Discover how to define the best metric for user engagement that drives performance and growth efficiency.
The estimated reading time for this document is approximately 5-7 minutes.
1. Startup Founders 2. Team Managers in Tech Companies 3. Product Development Specialists
The best SaaS metric to measure user engagement should indeed align with your product’s value proposition and how it drives meaningful outcomes for users. Since your AI coach aims to optimize team performance and encourage users to "express their best selves," the metric you choose must reflect this unique dynamic. Here’s a first-principles approach to help you define the ideal engagement metric for your use case:
𝗙𝗶𝗿𝘀𝘁 𝗣𝗿𝗶𝗻𝗰𝗶𝗽𝗹𝗲: 𝗖𝗼𝗻𝗻𝗲𝗰𝘁 𝗨𝘀𝗮𝗴𝗲 𝘁𝗼 𝗩𝗮𝗹𝘂𝗲 𝗖𝗿𝗲𝗮𝘁𝗶𝗼𝗻
At its core, a user engagement metric should track behaviors that directly correlate with the value your product delivers to users. This value is maximizing growth efficiency for startups through improved team performance. So, your metric must track how frequently users leverage your AI coach in ways that impact their performance and success.
Here’s how to apply that principle:
1. Identify Key Actions that Signal Engagement and Value
What specific interactions with your AI coach indicate that users are deriving real value? These could include:
- Completion of tasks or daily/weekly goals set by the AI coach.
- Active participation in AI-suggested exercises, feedback, or improvement plans.
- Frequency of checking-in for guidance, reflection, or performance insights.
The goal is to identify actions that are leading indicators of success. For example, if teams that use the AI coach to complete growth-related tasks regularly outperform others, task completion becomes a strong candidate for your engagement metric.
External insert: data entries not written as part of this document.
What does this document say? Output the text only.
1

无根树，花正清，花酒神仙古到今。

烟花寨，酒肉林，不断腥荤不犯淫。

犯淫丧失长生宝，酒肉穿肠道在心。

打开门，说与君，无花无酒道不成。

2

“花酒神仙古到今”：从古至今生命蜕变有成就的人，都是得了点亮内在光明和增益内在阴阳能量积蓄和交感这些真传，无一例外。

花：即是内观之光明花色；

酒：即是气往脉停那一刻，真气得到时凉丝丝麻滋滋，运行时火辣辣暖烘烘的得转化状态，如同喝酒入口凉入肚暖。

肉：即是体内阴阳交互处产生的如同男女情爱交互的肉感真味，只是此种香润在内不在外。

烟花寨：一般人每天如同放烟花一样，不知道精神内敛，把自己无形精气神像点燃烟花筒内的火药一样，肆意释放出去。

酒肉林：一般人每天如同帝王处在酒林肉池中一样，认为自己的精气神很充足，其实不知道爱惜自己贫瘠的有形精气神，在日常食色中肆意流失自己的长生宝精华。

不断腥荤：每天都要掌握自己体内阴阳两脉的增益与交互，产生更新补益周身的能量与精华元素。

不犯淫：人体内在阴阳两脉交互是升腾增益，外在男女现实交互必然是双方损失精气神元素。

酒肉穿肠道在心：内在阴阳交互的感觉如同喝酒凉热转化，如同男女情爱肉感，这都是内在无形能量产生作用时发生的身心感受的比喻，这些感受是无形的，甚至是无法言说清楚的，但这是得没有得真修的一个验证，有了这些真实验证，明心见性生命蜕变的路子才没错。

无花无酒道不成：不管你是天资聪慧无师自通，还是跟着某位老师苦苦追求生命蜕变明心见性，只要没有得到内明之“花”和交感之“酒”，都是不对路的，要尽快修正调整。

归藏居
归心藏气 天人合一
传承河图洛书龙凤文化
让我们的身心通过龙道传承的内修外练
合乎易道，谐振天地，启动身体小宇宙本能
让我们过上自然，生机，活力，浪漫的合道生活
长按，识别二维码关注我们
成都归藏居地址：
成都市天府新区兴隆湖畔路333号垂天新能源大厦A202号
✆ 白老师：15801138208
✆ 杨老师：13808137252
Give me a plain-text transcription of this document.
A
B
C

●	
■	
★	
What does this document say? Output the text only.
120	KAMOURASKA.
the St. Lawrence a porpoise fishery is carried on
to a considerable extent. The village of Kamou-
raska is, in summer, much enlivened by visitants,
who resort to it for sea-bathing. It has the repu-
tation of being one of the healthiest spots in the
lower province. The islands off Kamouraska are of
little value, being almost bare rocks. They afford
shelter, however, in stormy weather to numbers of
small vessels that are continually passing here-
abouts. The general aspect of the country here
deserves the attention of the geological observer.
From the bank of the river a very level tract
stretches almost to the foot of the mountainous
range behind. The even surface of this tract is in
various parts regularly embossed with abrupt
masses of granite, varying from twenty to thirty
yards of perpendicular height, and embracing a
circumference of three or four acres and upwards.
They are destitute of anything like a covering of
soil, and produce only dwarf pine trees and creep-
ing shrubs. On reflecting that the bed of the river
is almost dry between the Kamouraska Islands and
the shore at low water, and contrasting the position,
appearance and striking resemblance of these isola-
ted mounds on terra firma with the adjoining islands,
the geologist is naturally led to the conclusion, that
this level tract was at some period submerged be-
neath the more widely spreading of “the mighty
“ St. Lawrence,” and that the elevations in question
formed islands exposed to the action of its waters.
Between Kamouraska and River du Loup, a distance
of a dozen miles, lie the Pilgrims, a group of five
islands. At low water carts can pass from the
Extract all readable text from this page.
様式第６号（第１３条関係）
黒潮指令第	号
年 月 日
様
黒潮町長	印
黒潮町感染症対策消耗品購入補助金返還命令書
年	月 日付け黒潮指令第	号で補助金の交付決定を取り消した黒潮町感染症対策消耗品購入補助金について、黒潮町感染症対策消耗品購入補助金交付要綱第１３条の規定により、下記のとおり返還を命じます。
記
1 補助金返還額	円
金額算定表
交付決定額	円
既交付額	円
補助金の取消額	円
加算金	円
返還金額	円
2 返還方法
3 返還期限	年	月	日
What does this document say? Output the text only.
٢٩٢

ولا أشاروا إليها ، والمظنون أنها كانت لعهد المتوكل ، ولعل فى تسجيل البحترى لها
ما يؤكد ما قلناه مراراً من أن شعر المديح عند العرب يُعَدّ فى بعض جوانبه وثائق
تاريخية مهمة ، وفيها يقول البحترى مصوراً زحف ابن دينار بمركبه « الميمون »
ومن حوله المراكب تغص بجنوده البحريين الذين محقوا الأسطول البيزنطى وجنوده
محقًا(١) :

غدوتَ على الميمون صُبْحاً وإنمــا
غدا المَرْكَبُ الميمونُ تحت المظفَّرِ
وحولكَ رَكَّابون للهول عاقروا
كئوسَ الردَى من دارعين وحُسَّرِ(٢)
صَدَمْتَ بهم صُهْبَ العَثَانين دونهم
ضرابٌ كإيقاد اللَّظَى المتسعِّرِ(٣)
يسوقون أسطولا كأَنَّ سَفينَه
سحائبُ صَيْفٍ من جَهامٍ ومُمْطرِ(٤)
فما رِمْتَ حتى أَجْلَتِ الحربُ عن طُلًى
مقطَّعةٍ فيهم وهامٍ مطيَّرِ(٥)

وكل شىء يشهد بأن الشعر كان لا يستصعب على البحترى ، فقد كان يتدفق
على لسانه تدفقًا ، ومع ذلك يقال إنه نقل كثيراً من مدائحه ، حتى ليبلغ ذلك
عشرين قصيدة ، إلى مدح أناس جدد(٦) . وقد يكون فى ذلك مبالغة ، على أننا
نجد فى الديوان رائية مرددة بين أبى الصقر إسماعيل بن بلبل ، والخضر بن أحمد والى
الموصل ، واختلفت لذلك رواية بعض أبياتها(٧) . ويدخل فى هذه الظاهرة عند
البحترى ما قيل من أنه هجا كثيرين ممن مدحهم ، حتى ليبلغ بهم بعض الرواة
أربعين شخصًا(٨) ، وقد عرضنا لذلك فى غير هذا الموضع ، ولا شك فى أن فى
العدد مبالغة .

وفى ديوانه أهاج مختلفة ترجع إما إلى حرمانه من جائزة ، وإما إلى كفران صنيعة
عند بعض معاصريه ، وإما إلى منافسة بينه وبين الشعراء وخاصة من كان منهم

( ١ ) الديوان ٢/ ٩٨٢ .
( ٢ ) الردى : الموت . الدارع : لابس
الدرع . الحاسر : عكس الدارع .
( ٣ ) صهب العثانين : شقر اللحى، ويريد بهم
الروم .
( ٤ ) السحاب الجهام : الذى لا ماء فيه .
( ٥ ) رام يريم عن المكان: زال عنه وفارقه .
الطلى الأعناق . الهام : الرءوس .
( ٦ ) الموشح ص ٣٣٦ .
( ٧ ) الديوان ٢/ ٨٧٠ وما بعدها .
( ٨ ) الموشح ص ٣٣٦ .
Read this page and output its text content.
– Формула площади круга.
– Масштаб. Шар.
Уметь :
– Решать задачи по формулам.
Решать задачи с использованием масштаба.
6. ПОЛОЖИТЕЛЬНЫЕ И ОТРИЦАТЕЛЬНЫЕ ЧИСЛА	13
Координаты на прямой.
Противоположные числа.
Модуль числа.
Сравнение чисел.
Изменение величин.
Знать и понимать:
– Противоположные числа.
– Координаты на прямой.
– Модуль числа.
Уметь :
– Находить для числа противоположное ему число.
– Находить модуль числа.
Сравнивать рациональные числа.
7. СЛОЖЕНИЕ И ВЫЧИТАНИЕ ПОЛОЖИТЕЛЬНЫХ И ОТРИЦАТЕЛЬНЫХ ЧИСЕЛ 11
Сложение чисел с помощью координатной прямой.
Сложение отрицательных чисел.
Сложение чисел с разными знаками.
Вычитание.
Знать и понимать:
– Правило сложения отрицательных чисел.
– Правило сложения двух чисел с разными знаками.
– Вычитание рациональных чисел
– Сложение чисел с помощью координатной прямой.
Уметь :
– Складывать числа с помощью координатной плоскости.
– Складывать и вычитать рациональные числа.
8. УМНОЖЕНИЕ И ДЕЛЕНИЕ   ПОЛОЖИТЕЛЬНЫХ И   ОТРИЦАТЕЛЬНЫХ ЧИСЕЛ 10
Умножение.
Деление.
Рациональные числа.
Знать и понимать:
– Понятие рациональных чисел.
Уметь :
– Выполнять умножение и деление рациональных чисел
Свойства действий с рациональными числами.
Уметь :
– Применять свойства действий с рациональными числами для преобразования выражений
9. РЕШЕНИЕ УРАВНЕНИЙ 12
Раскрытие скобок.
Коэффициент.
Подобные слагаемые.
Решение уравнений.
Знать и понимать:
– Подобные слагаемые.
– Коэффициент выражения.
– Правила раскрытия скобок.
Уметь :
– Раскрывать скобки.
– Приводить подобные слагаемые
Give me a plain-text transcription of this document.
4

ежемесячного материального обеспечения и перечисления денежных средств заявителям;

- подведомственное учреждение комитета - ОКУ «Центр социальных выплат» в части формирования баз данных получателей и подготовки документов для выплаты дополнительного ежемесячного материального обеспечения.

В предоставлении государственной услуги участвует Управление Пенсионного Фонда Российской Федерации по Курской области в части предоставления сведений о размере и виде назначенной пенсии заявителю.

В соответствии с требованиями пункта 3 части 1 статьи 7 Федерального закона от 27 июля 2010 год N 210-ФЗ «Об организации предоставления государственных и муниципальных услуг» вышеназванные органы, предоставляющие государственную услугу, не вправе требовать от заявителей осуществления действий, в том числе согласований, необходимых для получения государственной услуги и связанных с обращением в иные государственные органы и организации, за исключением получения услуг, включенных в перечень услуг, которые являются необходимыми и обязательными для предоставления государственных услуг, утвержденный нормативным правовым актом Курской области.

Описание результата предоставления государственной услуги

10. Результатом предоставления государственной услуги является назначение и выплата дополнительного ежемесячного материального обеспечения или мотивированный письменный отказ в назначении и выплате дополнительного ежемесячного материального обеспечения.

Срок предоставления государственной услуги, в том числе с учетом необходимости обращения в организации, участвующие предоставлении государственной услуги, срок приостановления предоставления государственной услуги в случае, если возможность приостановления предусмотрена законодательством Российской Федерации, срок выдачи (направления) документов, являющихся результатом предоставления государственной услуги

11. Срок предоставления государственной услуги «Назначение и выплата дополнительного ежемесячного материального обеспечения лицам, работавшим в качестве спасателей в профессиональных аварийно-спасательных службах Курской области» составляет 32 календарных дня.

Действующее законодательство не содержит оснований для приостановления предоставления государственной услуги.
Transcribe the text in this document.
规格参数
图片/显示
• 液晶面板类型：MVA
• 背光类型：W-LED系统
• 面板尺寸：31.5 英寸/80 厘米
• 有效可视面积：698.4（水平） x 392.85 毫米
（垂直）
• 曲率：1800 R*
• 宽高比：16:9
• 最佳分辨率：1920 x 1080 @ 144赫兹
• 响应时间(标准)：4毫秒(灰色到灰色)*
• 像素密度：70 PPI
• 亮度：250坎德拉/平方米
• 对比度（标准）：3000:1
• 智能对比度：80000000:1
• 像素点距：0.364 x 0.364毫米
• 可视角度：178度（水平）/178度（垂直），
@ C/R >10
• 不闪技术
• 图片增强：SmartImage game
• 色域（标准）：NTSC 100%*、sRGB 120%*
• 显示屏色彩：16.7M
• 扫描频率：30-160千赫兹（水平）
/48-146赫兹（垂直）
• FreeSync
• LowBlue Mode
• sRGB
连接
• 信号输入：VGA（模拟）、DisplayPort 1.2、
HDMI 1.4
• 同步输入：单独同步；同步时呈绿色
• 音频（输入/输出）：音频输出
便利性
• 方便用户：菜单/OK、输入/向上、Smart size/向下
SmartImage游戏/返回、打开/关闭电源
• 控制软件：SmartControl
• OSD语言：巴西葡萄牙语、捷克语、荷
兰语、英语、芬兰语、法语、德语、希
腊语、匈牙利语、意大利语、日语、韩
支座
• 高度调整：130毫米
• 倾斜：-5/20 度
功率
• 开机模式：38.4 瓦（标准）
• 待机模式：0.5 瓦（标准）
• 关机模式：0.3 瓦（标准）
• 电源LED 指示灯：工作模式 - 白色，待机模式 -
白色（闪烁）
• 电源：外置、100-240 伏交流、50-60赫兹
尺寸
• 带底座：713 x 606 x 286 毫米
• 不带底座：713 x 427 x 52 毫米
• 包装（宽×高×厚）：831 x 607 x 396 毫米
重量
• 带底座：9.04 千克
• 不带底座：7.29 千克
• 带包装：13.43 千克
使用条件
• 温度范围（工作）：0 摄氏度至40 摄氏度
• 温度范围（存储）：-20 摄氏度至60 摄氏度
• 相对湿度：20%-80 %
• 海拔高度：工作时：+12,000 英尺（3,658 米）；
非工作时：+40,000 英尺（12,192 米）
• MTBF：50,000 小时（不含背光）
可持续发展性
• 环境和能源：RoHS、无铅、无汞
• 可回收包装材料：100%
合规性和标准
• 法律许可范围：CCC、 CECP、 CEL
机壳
2. Determine an Optimal Usage Frequency
For an AI tool, stickiness (e.g., DAU/MAU ratio) is often a good start, but it needs to be tied to more meaningful outcomes than just app usage. Define optimal frequency of usage: how often should users engage with the AI coach to experience maximum growth efficiency?
For example:
- Teams might need to engage with the AI three times a week for it to significantly impact performance, similar to the A3x7 framework, which measures if users perform key actions three times within seven days.
You could adapt this to fit your AI coach's context, such as C2x7: ensuring users complete at least two key growth tasks per week.
3. Create a Custom Metric that Reflects Performance Outcomes
Here’s where creativity comes into play. Beyond just tracking usage or tasks, think about how this engagement translates to performance outcomes. You could create a hybrid metric that combines:
- Frequency of meaningful actions (e.g., C2x7) with
- Performance impact (e.g., how often teams hit their growth objectives after using the AI coach).
This could result in a custom metric like Performance-Driven Engagement (PDE), where you track how many users complete key AI-suggested actions and improve their performance metrics (e.g., growth targets met).
Example:
- PDE = % of users who complete AI-recommended actions at least 2 times per week and show a measurable improvement in key startup metrics (revenue, users, etc.)
4. Test and Iterate
Once you establish a working metric, continue to validate it by measuring whether higher engagement levels correlate with better startup outcomes. Refine the formula based on feedback and results.
Conclusion:
By following this first-principles approach, you create a metric that’s not just about usage but about value creation through behavior that aligns with your product’s core mission. Stickiness ratios like DAU/MAU or the A3x7 framework offer a solid foundation, but customizing a performance-based engagement metric (like PDE) ensures it fits your specific use case.